Nevertheless, the actor has explored the genre in many ways beyond James Bond. Not only has Cavill taken on the leading archetype of suave gentleman spy as Napoleon Solo in The Man From U.N.C.L.E, but he also portrayed World War II SAS hero Gus March-Phillipps in The Ministry of Ungentlemanly Warfare with frequent collaborator Guy Ritchie. The actor would also play the antagonistic CIA agent and foe to Tom Cruise’s Ethan Hunt August Walker in Mission: Impossible – Fallout. However, his 2024 return to the genre had a twist that proved to be too much for some audiences.

Corridor Crew Praises Argylle’s Most Outlandish Action Sequence

Argylle has received renewed praise for one of its standout sequences. While Cavill played the тιтular secret agent, Matthew Vaughn’s spy comedy didn’t actually focus on his character. Instead, it followed Bryce Dallas Howard’s author Elly Conway, as she is roped into a complicated international plot centered on her book’s potential to predict the future. The movie also featured Sam Rockwell, Bryan Cranston, Catherine O’Hara, Dua Lipa, and Samuel L. Jackson. Despite an all-star cast and high ambitions for its franchise’s future, Argylle‘s antics outstayed its welcome with its widely-derided plot, earning it 33% on Rotten Tomatoes and deeming it a flop.

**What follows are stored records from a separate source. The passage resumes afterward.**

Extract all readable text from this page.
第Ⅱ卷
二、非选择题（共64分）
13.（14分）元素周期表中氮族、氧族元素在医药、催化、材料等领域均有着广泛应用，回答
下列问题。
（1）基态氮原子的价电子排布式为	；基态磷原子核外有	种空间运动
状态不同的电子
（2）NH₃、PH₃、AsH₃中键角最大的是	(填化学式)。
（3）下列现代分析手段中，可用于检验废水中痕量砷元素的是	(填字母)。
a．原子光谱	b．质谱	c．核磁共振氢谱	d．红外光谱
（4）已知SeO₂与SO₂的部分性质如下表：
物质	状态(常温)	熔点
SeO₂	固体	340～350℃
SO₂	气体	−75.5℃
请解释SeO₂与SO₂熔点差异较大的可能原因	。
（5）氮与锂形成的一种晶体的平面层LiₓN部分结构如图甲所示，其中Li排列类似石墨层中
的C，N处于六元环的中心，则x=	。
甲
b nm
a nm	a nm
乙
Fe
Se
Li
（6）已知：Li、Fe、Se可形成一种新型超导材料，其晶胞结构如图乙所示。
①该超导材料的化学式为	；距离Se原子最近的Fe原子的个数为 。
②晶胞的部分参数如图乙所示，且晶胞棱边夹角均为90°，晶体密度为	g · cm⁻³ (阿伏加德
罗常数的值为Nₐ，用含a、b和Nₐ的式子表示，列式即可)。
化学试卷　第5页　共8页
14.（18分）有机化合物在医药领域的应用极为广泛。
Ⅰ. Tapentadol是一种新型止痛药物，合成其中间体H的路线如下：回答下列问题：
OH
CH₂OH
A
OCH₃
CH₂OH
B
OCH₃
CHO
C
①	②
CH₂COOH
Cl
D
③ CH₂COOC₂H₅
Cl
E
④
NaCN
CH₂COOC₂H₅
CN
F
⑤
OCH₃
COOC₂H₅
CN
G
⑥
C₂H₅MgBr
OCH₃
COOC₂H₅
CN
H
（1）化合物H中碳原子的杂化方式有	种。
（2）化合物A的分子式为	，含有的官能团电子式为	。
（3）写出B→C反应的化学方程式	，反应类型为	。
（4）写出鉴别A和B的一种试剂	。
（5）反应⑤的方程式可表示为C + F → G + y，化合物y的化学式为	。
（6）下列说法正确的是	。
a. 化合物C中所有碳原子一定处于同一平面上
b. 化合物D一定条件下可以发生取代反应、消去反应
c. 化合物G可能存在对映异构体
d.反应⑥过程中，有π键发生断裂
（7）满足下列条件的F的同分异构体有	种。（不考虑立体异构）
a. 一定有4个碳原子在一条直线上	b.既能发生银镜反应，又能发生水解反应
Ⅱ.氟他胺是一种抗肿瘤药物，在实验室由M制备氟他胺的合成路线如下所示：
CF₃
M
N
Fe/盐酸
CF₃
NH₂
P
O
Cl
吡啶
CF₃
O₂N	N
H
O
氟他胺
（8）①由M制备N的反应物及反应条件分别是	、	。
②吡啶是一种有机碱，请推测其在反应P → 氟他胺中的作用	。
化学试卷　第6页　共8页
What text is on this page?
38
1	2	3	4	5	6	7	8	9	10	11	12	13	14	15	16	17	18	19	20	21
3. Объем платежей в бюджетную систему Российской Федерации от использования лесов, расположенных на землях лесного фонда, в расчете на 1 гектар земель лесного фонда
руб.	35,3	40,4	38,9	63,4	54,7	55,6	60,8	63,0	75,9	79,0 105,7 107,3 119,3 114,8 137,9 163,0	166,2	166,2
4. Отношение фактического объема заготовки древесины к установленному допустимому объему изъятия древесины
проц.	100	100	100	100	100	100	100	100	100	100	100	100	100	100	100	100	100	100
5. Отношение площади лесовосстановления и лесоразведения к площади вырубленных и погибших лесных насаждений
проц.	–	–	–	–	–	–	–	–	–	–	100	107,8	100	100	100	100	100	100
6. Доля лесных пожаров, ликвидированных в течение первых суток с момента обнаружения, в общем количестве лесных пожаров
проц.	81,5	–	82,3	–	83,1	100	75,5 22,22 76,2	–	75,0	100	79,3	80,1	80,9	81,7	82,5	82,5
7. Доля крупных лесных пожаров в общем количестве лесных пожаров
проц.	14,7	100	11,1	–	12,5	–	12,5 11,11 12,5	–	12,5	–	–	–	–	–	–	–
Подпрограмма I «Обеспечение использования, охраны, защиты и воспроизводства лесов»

However, Corridor Crew has looked beyond the critical consensus and turned their attention to its standout action sequence in the latest edition of their “VFX Artist React” video series, breaking down Elly’s oil-skating showdown with a group of henchmen. Despite the scene’s absurdity, Niko praised how carefully animated CG doubles and backdrops were implemented in the incredibly active sequence, even throughout the reflections on the oil, to maintain clear continuity. Building upon footage captured on an actual ice skating rink and motion capture studios for the close-ups, the carefully animated VFX left the team in awe:

Here’s the thing, they did all this on a real ice skating rink. This is filmed with a real ice skater doing the moves, and they’re comping in everything around them. They’re comping in the oil slick and the engine, The motion is super important here, they got what matters, which is they have a real person on ice skates, and like all the fluid sims and stuff like, tracked by hand. I don’t know, I’m actually pretty impressed with it, like it’s a goofy scene…

Our Thoughts On Argylle’s Oil-Skate Showdown

The Movie’s Stunts Were Developed By An Industry Icon


Sam Rockwell and Bryce Dallas Howard as Aiden and Elly Conway respectively from Argylle.

Despite its eye-catching cast and crew, Argylle was not the hit Vaughn had hoped for. Argylle‘s ending not only concluded with a strange world-shattering twist that implied that Elly and Cavill’s supposedly fictional Argylle co-existed all along, but its mid-credits scene suggested the latter had been an agent of Kingsman in his early career. While it’s not the franchise’s most infamous ending, it did leave audiences confused and diminished excitement for either series’ potential future.

Nevertheless, Elly’s oil-skating free-for-all has become the movie’s highlight that has shaken off its reputation online, as those who were left uninterested shared and praised it through social media. The Kingsman franchise has plenty of spectacular fights thanks to the talent of the late stunt coordinator Brad Allan, with Argylle being one of his final works in a long line of incredibly rhythmic and memorable action set-pieces. As such, Corridor Crew’s praise is not only a welcome celebration of painstaking VFX but also a deserved acknowledgment of a great artist’s final works.